Rafael Augusto Funes sale temprano de su casa para recorrer las calles de Tela a bordo de su carrito de venta de comida. Desde hace veinte años ofrece a los teleños baleadas, desayunos, almuerzos, refrescos y pastelitos de carne. Este hombre originario de Yoro se asentó en este bello puerto de Honduras, y con su esfuerzo diario sostiene a su familia.
A varios kilómetros de allí, en Tornabé, Edita Mejía, horna cada jueves pan para vender en su comunidad. Esta mujer garífuna representa a otra parte de la población de este municipio, que siembra sus esperanzas en el potencial turístico. Con una sonrisa amigable y esa alegría que caracteriza al garífuna, Edita espera que el proyecto Bahía de Tela sea una puerta para que su comunidad se desarrolle y les permita obtener ingresos. Sus actividades individuales son parte del engranaje económico de este antiguo puerto de Honduras, que tuvo su época de oro durante la estancia de las compañías bananeras y que ahora descansa económicamente en las remesas y en el turismo, principalmente.
Piedra angular
Marco Reyes, presidente de la Cámara de Comercio e Industrias de Tela, afirma que las remesas y el turismo son la base de la economía de Tela, además del comercio y la agroindustria. “Con la recesión económica esperábamos una disminución en las remesas, afortunadamente no se dio con tanto dramatismo.

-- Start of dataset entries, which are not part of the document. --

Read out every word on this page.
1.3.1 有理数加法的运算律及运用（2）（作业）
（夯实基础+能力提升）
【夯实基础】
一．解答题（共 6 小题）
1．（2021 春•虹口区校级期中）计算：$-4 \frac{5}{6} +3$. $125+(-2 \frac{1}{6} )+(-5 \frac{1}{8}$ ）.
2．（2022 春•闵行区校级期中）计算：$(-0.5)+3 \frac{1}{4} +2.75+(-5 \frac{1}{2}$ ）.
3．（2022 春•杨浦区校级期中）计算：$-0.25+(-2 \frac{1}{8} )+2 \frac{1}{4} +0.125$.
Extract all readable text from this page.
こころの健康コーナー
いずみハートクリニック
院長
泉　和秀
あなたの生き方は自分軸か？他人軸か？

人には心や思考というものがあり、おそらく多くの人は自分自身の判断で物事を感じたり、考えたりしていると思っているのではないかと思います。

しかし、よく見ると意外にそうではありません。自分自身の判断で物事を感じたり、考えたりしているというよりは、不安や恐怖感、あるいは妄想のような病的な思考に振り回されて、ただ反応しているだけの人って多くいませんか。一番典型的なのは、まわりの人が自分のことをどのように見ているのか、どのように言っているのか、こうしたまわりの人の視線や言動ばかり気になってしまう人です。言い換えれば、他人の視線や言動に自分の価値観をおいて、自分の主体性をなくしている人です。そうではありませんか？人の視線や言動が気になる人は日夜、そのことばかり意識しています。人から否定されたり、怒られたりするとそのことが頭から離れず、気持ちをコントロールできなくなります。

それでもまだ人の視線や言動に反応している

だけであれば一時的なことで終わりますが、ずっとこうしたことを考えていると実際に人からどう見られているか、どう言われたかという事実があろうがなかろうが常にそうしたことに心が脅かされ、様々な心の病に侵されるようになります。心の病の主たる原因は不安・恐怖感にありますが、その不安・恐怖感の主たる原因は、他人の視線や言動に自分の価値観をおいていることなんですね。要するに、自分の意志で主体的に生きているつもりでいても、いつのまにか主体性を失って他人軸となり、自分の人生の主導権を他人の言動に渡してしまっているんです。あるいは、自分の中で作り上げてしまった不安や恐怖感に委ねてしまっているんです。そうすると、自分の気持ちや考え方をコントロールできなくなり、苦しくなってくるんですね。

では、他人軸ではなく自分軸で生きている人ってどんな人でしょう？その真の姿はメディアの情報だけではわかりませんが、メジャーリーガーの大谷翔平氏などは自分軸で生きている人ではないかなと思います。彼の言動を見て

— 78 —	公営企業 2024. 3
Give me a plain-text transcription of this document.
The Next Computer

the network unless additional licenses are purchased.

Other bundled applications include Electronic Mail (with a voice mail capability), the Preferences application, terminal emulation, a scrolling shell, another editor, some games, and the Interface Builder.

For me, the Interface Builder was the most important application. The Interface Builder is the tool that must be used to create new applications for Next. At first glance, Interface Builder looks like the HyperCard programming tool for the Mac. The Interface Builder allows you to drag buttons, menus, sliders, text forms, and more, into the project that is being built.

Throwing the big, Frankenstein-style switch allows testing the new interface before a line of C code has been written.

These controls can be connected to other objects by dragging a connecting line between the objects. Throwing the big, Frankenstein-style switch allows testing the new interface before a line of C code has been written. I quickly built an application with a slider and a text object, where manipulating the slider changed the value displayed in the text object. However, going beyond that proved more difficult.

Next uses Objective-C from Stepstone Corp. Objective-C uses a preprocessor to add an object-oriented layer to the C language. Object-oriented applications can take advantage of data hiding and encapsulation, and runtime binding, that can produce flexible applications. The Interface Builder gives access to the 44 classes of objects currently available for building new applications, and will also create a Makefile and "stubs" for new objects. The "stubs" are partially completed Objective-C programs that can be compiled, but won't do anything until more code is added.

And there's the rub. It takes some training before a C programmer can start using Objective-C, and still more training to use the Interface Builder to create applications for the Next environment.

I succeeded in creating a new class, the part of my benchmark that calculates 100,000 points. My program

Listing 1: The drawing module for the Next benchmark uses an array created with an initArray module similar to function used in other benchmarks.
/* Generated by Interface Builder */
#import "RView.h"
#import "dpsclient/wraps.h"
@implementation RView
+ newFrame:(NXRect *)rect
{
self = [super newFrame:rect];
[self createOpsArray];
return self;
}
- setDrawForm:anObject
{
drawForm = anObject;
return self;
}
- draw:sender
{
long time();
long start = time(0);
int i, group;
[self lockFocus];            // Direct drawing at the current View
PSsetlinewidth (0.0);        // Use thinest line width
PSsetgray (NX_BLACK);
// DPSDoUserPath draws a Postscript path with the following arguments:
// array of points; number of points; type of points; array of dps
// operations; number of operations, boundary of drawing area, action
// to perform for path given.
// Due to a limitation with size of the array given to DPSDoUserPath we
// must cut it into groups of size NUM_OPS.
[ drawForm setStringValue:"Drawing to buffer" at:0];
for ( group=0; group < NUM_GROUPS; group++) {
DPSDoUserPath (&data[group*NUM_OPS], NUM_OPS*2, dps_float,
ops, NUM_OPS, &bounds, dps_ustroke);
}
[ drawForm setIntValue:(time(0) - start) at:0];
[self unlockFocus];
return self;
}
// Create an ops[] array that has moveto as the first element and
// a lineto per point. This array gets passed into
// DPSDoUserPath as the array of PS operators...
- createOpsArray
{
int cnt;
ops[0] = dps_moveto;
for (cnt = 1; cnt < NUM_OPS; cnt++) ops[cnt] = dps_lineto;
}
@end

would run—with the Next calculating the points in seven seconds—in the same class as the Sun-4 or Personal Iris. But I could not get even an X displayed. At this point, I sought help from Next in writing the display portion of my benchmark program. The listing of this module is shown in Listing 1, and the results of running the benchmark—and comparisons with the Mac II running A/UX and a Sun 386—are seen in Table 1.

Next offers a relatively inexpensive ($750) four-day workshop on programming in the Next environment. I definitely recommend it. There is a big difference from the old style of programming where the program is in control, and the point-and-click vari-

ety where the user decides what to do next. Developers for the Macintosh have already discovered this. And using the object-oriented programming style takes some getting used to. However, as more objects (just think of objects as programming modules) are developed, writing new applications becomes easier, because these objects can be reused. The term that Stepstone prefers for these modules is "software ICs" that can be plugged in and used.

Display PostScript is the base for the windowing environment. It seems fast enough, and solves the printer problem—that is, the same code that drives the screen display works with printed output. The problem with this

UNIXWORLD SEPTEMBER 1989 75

Lo que más nos ha afectado es la crisis política y la campaña negativa desarrollada afuera del país”.
Reyes considera que en Tela la industria del turismo decayó en un 70 por ciento. Además, el comercio, en un 60 a 65 por ciento, se alimenta de las remesas. Sherwood Bonilla, Pierre Couture y Junior Barjum, quienes están dentro de la industria hotelera de Tela, reconocen el descenso en la afluencia de turistas. Sin embargo, “para poder sostenerlo un poco nos hemos enfocado en el turismo nacional mediante ofertas del 20 o 50% de descuento en las habitaciones”, 2 por uno, tres por dos o la de todo incluido”, dice Bonilla.
Todos coinciden en que al resolverse la crisis política, los turistas extranjeros podrán llegar de nuevo a esta bahía, que no sólo ofrece playas sino también sitios como Punta Sal, Punta Izopo, la Laguna de Mico Quemado o la cultura viva de las poblaciones garífunas.
Muchos de los hoteles tienen actualmente ofertas entre semana y de fin de semana para atraer a los visitantes. Para Barjum, los descuentos y demás ofertas “han permitido que los hondureños conozcan su país”.
Tela aún es una ciudad relativamente pequeña, con una hotelería con capacidad de mil quinientas habitaciones. Además, está a las puertas de un gran proyecto.
Esperanza de futuro
El proyecto Bahía de Tela se perfila como el detonante para el turismo no sólo de Tela, sino de Honduras, dice Marcos Reyes, que también ocupa la secretaría de Fedecamara.
“Bahía de Tela será un boom en Honduras. Tendremos la carretera de cuatro carriles. Esperamos que los trabajos se normalicen cuando se resuelva el conflicto político”, añade.
Considera que este proyecto debe integrar a toda la sociedad teleña, especialmente a los garífunas: “Con un proyecto como el de Bahía de Tela, los hermanos garífunas podrían ofrecer lo mejor que tienen: su cultura. Quizá para quienes vivimos en la zona no resulte tan atractivo, pero para un extranjero sería interesante, por ejemplo, observar el proceso de la elaboración de la machuca”, precisa Reyes.
A los sitios típicos de turismo como Hotel Villas Telamar se suma uno de los proyectos más ambiciosos hasta el momento: La Ensenada
Beach Resort, que obtuvo el premio Copán 2009 como proyecto innovador.
La industria hotelera en Tela representa el 30% de los negocios registrados en la cámara de comercio. Mientras que el 60 por ciento corresponde al área comercial.
Playa, montaña, mar, cultura garífuna e historia se conjugan en esta hospitalaria bahía.
Cotidiano
Comercio y vida en las calles de Tela, donde la bicicleta sigue siendo uno de los medios importantes de transporte. Tela también es una de las zonas donde habitan los garífunas, uno de los principales grupos étnicos del país.
Muchas de las construcciones de la época bananera permanecen en pie y dan testimonio de esa época de oro para Tela.